The results discussed in Section 3.5 extend the findings of Dorian (1973; 1977) and Adger (2017) beyond a single variety. Dialectometrical methods allow us to quantify whether the effects observed “up close” in the examination of a single dialect are found across a larger area, and hence whether the results can be said to hold true for the language at large.

A particular advantage of a quantitative approach is that it can leverage hidden structure within the data. Clustering algorithms consider not just the pairwise relationship between the features of interest, but also whether they are similar in how they relate to other features within the dataset. If several surface features reflect the same grammatical phenomenon, then it is straightforwardly predicted that these features should co-occur whenever the underlying grammatical phenomenon is present. A second, more subtle prediction, is that these co-occurring features should have a similar distribution vis-à-vis other features, again because their distribution should reflect the distribution of the underlying phenomenon. This is something that is difficult to verify within a single variety, but dialectometry provides a way of achieving this result.

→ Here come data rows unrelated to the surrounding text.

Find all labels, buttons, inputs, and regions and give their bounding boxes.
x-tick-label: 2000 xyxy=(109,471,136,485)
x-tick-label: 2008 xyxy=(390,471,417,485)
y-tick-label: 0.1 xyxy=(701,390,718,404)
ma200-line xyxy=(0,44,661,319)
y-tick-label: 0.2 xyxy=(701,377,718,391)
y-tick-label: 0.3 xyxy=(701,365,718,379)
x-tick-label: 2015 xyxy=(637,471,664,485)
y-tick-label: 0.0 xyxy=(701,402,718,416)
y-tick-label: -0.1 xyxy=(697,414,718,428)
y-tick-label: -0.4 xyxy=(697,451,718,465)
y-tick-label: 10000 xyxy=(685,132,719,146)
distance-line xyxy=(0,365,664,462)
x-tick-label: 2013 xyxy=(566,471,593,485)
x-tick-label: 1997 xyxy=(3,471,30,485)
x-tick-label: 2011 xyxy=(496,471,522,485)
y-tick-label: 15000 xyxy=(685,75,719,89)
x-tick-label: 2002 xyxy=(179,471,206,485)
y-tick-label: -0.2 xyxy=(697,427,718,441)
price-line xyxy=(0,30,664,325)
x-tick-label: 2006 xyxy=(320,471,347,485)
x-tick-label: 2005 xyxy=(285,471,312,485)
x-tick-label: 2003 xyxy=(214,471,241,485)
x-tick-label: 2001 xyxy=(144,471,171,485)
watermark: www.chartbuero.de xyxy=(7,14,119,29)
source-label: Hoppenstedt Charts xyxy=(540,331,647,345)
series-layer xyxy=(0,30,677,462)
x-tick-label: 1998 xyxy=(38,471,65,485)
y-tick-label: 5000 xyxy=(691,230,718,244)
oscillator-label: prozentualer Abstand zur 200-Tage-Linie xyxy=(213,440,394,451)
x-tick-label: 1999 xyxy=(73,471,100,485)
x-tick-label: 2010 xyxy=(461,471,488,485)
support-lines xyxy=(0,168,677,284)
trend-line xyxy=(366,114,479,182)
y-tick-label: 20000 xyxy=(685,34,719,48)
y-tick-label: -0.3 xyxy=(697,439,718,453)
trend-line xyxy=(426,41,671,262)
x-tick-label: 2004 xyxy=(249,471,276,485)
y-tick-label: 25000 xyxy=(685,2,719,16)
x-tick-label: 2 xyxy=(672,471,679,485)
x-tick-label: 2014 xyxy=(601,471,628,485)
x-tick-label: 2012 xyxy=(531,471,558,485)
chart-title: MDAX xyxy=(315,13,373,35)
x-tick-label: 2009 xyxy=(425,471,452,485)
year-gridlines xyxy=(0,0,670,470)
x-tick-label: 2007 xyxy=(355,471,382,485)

In our dataset, these methods have allowed us to establish quite firmly the difference in behaviour between morphophonological exponents (e.g. consonant mutation and slenderisation), their behaviour in the context of a particular morphological category, and the morphological categories themselves. As our results show, we can in principle distinguish between three types of change:

• Wholesale loss of an exponent. We do not observe this with morphophonological phenomena such as mutation, but the patterning of the adjective plural suffix -a discussed in Section 3.5 can be interpreted in this way;

• Loss of the use of a particular exponent for a morphological category, without the loss of the category itself. We saw this with the loss of dative slenderisation without the loss of dative (Section 3.5.1), and the separate behaviour of lenition and slenderisation in the vocative (Section 3.5.2);

• Loss of the morphological category itself, which leads to the loss of all surface features associated with it. This, as we argued, is the case for grammatical gender: its loss leads to the loss of mutation in nouns after the article and adjectives after nouns.

The distinction between exponents and categories that we have pinpointed corresponds to that made by Dorian (1973; 1977) in her study of initial mutations in East Sutherland Gaelic. She distinguishes between having access to “a repertory of initial consonant choices” (including lenition and nasalisation), and the use of those consonant choices in different grammatical contexts.¹⁷

The findings underline the importance of considering change in the exponence of grammatical categories separately from change in the behaviour of the grammatical category itself. This is particularly important given the socioeconomic context of Gaelic as a minoritised, endangered language. As we have repeatedly noted, many of the changes observed in the language have been ascribed to language obsolescence (notably by Dorian 1973; 1978b, but contrast Hamp 1989). Non-compliance with the prescribed conservative ideal is, of course, also commonly interpreted in this context in lay discourses (Bell et al. 2014). However, as we have seen, the loss of a particular exponent such as consonant mutation or slenderisation does not necessarily imply the breakdown or loss of the underlying element of the grammatical system.

To summarise, then, our study has demonstrated how dialectometry can be useful not only for the study of diatopic, social, or diachronic variation within a set of varieties, but also in order to discover the underlying grammatical structure, in ways that are less accessible to traditional methods.